Jacopo del Sellaio, a pupil of Filippo Lippi, fell under the influence of his contemporary and fellow apprentice Sandro Botticelli, imitating the latter's mannered elegance and lively colorism in narrative cassone panels and small devotional works. Jacopo was born around 1441, the son of Arcangelo, a saddler (sellaio). He is first documented as a member of the Compagnia di San Luca in 1460 and by 1473 was sharing a workshop with another painter, Filippo di Giuliano,[1] whose collaboration may account for the uneven quality of the large extant output of Jacopo's workshop. At his death in 1493 Jacopo was buried in the church of San Frediano in Florence, with which he had a lifelong association.
Jacopo del Sellaio's three documented works are large religious pictures. In 1477 he received a commission to paint a pair of panels of the Annunciation for the church of Santa Lucia dei Magnoli in Florence, which are still extant in their original location.
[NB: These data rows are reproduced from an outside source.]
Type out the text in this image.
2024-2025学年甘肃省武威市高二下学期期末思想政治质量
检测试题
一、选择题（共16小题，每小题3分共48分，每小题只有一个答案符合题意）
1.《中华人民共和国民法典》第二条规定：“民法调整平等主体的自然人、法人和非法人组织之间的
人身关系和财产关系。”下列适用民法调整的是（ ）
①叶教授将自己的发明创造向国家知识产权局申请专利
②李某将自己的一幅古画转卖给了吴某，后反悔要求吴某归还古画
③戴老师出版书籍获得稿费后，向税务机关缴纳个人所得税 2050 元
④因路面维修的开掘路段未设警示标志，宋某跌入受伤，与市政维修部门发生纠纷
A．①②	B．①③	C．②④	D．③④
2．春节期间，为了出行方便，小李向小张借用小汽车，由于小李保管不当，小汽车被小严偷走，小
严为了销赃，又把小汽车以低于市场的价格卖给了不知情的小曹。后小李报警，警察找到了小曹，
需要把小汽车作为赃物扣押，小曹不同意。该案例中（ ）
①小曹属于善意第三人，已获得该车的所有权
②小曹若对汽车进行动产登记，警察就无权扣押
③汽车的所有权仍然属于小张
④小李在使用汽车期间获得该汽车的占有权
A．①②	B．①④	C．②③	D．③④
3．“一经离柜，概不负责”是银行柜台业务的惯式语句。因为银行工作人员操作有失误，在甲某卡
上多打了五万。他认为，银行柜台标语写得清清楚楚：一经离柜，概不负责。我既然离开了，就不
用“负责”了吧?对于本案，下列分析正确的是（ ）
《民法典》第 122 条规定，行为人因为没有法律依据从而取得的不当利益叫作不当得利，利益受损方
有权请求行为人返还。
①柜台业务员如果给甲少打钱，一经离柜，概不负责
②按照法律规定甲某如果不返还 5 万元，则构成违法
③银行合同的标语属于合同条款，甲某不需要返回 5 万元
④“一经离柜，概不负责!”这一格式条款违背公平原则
Berenson characterized Sellaio's altarpieces as "solemn and sulky,"[2] qualities clearly present in his two altarpieces for San Frediano: the now-lost Pietà (formerly in the Kaiser Friedrich Museum, Berlin) is first mentioned in documents of 1483 and completed posthumously; it remained unfinished at the artist's death and was completed by the painter's son, Arcangelo; and the The Crucifixion with Saint Lawrence, now in the seventeenth-century church of San Frediano in Cestello, Florence, is probably one of the artist's last major commissions, dating to c. 1490.[3]
Jacopo specialized in small devotional panels of individual religious figures, most often such hermit saints as Jerome and John the Baptist. These, together with his narrative depictions, constitute his most successful and abundant output, but all are undocumented. Their strong dependence on the work of Botticelli, as may be seen in the Story of Psyche (Museum of Fine Arts, Boston) and in the NGA's Saint John the Baptist, raise questions about the relationship of the two artists which remain unresolved. The frieze-like compositions of his cassone panels may be indebted to antique sarcophagi; they are punctuated by ancient architecture and graceful figures, all set in charming and complex landscapes. Sellaio's achievement as a painter of landscapes, and especially of cityscapes, is singular if largely overlooked. [This is the artist's biography published in the NGA Systematic Catalogue]
[1] Eliot Rowlands, "Jacopo del Sellaio," in The Dictionary of Art 1996: 16:846-847.
[2] Berenson 1969, 189.
[3] Cristelle Baskins, "Jacopo del Sellaio's Pietà in S. Frediano," The Burlington Magazine 131, no. 1036 (July 1989): 474-479.
Artist Bibliography
1996
Rowlands, Eliot. "Jacopo del Sellaio." In The Dictionary of Art. Edited by Jane Turner. 34 vols. New York and London, 1996: 16:846-847.
2003
Boskovits, Miklós, and David Alan Brown, et al. Italian Paintings of the Fifteenth Century. The Systematic Catalogue of the National Gallery of Art. Washington, D.C., 2003: 631.